I wanted to share a picture that I thought pretty poignantly depicts this idea of "othering" or the "other adult learner." Similar to what some others have already articulated, the vernacular of "other" I find to be a bit disturbing because it in some ways perpetuates ideas of hierarchy and what it means to look at a situation through a framework of "othering", but I because it has already been articulated in other posts by several people, I just want to say that I see, recognize and agree with this challenge, and, for the purposes of this assignment only, will use this forum's hegemonic nomenclature of "other adult learner."

This is a picture taken (from this source) which to me clearly demonstrates a few thing: it demonstrates a part of the history of the United States where racism was outright and in every part of daily life, include educational settings (we still very much have racism, both outright and nondirect in more hidden undercurrents in many aspects of life, but this is from a time when it was very much out in the open by law, attitude and culture). It also demonstrates how any one who was non-white was "othered" in education settings. Many people know and have heard about integration as it happened in primary schools in the United States with the "Little Rock Nine" who risked their lives and horrible treatment in order to have the same educational rights and opportunities as white Americans. However, it is not as well known that the exact same thing happened in higher education universities.
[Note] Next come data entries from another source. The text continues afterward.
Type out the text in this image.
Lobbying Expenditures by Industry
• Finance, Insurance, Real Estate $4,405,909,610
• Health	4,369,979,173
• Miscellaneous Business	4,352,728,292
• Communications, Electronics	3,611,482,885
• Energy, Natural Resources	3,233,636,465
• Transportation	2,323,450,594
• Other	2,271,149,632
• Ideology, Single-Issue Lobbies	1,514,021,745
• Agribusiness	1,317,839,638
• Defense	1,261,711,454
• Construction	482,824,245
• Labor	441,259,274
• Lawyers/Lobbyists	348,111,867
This picture was taken in 1948 when Mr. McLaurin, at the age of 61, applied for a PhD program at the University of Oklahoma and was accepted into this program, but told that he was not allowed to sit with the other students or use the same library, cafeteria or restrooms as the white students. His admission to the university and the battle he (and a few others who were admitted to the university with him) fought to obtain equal rights led to the 1950 supreme court decision that the university must treat them the same as any other student attending the university. This happened 7 years before the "Little Rock Nine" and paved the way for the 1954 supreme court decision (Roe v. Wade) that made school segregation illegal.
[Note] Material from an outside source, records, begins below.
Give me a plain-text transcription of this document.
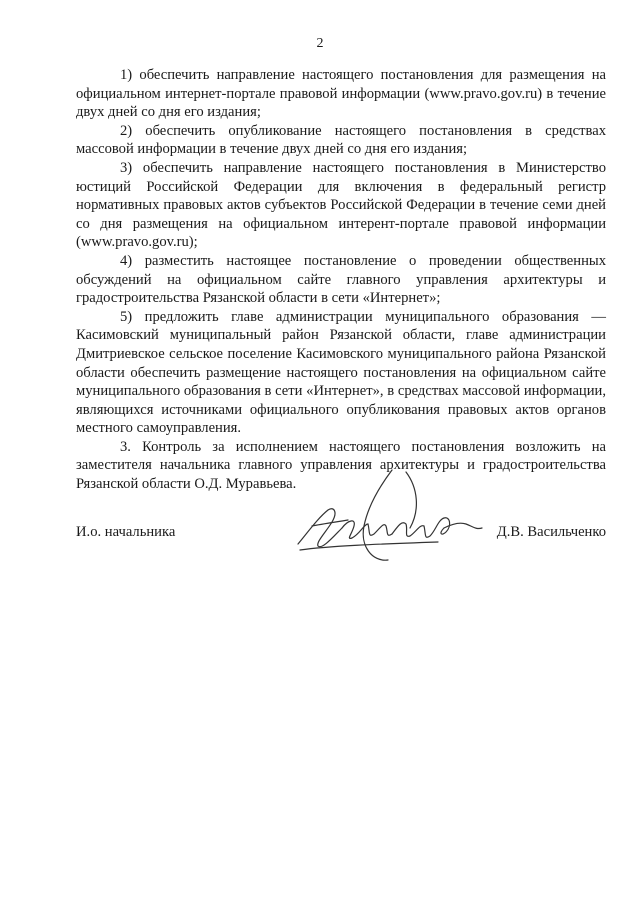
2

1) обеспечить направление настоящего постановления для размещения на официальном интернет-портале правовой информации (www.pravo.gov.ru) в течение двух дней со дня его издания;

2) обеспечить опубликование настоящего постановления в средствах массовой информации в течение двух дней со дня его издания;

3) обеспечить направление настоящего постановления в Министерство юстиций Российской Федерации для включения в федеральный регистр нормативных правовых актов субъектов Российской Федерации в течение семи дней со дня размещения на официальном интерент-портале правовой информации (www.pravo.gov.ru);

4) разместить настоящее постановление о проведении общественных обсуждений на официальном сайте главного управления архитектуры и градостроительства Рязанской области в сети «Интернет»;

5) предложить главе администрации муниципального образования — Касимовский муниципальный район Рязанской области, главе администрации Дмитриевское сельское поселение Касимовского муниципального района Рязанской области обеспечить размещение настоящего постановления на официальном сайте муниципального образования в сети «Интернет», в средствах массовой информации, являющихся источниками официального опубликования правовых актов органов местного самоуправления.

3. Контроль за исполнением настоящего постановления возложить на заместителя начальника главного управления архитектуры и градостроительства Рязанской области О.Д. Муравьева.

И.о. начальника	Д.В. Васильченко
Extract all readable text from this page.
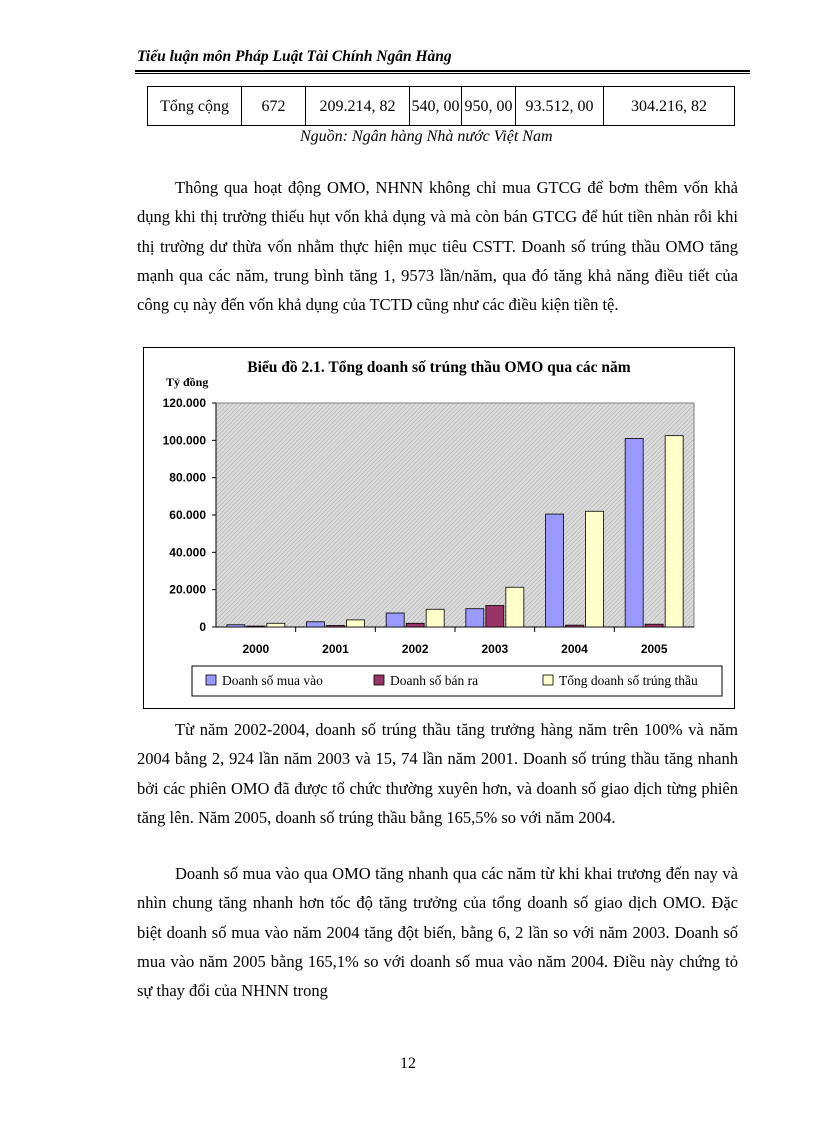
Tiểu luận môn Pháp Luật Tài Chính Ngân Hàng
Tổng cộng	672	209.214, 82	540, 00	950, 00	93.512, 00	304.216, 82
Nguồn: Ngân hàng Nhà nước Việt Nam

Thông qua hoạt động OMO, NHNN không chỉ mua GTCG để bơm thêm vốn khả dụng khi thị trường thiếu hụt vốn khả dụng và mà còn bán GTCG để hút tiền nhàn rỗi khi thị trường dư thừa vốn nhằm thực hiện mục tiêu CSTT. Doanh số trúng thầu OMO tăng mạnh qua các năm, trung bình tăng 1, 9573 lần/năm, qua đó tăng khả năng điều tiết của công cụ này đến vốn khả dụng của TCTD cũng như các điều kiện tiền tệ.

Biểu đồ 2.1. Tổng doanh số trúng thầu OMO qua các năm
Tỷ đồng
0
20.000
40.000
60.000
80.000
100.000
120.000
2000	2001	2002	2003	2004	2005
Doanh số mua vào	Doanh số bán ra	Tổng doanh số trúng thầu

Từ năm 2002-2004, doanh số trúng thầu tăng trưởng hàng năm trên 100% và năm 2004 bằng 2, 924 lần năm 2003 và 15, 74 lần năm 2001. Doanh số trúng thầu tăng nhanh bởi các phiên OMO đã được tổ chức thường xuyên hơn, và doanh số giao dịch từng phiên tăng lên. Năm 2005, doanh số trúng thầu bằng 165,5% so với năm 2004.

Doanh số mua vào qua OMO tăng nhanh qua các năm từ khi khai trương đến nay và nhìn chung tăng nhanh hơn tốc độ tăng trưởng của tổng doanh số giao dịch OMO. Đặc biệt doanh số mua vào năm 2004 tăng đột biến, bằng 6, 2 lần so với năm 2003. Doanh số mua vào năm 2005 bằng 165,1% so với doanh số mua vào năm 2004. Điều này chứng tỏ sự thay đổi của NHNN trong

12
This is a situation in which I would never take part as an adult educator. If I am ever in a learning environment where students are mandated to be segregated into areas by any "common factor" (race, religion, gender etc), I would more than likely remove myself from that learning environment because it is not one I would want to perpetuate or be associated with. While there are always going to be learning environment dynamics and sometimes you will have to address cultural differences with the participants and/or face issues of cultural racism and tackle other challenging topics, these are challenges I am prepared to face and to have active conversations with the participants about. However, this photo is representing a culture and an educational environment where segregation is the norm and expectation and not one of the other white students in the room nor the professor are interested in making that change until they were dictated to by law. I have no real interest in being a part of that kind of learning environment.


We have come a long way in the United States in the last 70 years, but there is still a long way to go. I hope that I can work in learning environments like I described above where racism, stereotypes, perceptions and other types of "isms" are challenged and addressed and where the participants and the learning environment are geared towards trying to make the world a better, more open and accepting place.